En los últimos años, cuestionar al sistema —al modelo económico, a las estructuras de poder, a las desigualdades de origen racial o de género— se ha vuelto una empresa de alto costo. No solo por la reacción de los sectores conservadores, sino por una resistencia más sutil pero igual de efectiva: la deslegitimación desde el centro. Desde los medios y líderes de opinión que, en nombre de la moderación, condenan cualquier crítica estructural como “exceso”, “resentimiento” o incluso “discurso de odio”.
Este tipo de reacción forma parte de una estrategia que protege al status quo: equiparar la crítica al sistema con una amenaza, y al mismo tiempo reforzar la idea de que solo desde la neutralidad —una neutralidad que rara vez incomoda al poder— se puede hacer análisis legítimo.

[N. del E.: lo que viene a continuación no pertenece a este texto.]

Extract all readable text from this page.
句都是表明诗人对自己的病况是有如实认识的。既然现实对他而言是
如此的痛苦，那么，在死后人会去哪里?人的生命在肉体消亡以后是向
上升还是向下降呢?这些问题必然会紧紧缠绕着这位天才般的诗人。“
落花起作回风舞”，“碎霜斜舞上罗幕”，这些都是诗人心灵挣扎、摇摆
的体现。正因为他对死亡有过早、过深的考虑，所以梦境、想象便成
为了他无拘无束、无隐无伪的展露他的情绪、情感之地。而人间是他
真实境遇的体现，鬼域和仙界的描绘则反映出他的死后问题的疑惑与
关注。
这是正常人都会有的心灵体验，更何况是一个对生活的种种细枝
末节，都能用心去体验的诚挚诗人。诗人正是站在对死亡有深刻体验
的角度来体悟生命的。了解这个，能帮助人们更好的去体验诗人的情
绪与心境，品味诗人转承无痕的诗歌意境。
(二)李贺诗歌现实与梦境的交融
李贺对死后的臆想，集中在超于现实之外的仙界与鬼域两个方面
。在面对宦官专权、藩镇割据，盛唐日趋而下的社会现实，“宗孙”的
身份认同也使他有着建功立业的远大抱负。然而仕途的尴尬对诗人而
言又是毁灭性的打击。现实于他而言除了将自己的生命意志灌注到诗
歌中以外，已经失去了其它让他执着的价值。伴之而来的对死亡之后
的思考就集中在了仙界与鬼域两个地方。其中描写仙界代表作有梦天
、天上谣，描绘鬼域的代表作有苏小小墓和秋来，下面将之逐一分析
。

La rabia de los pueblos, de las mujeres, de los cuerpos disidentes, de quienes han sido sistemáticamente excluidos, se presenta casi siempre como un desborde emocional, no como una respuesta política legítima. Las protestas y denuncias son tratadas como exageraciones irracionales, las demandas por justicia como imposiciones identitarias. Y quienes denuncian las violencias estructurales son reducidos a agitadores o radicales.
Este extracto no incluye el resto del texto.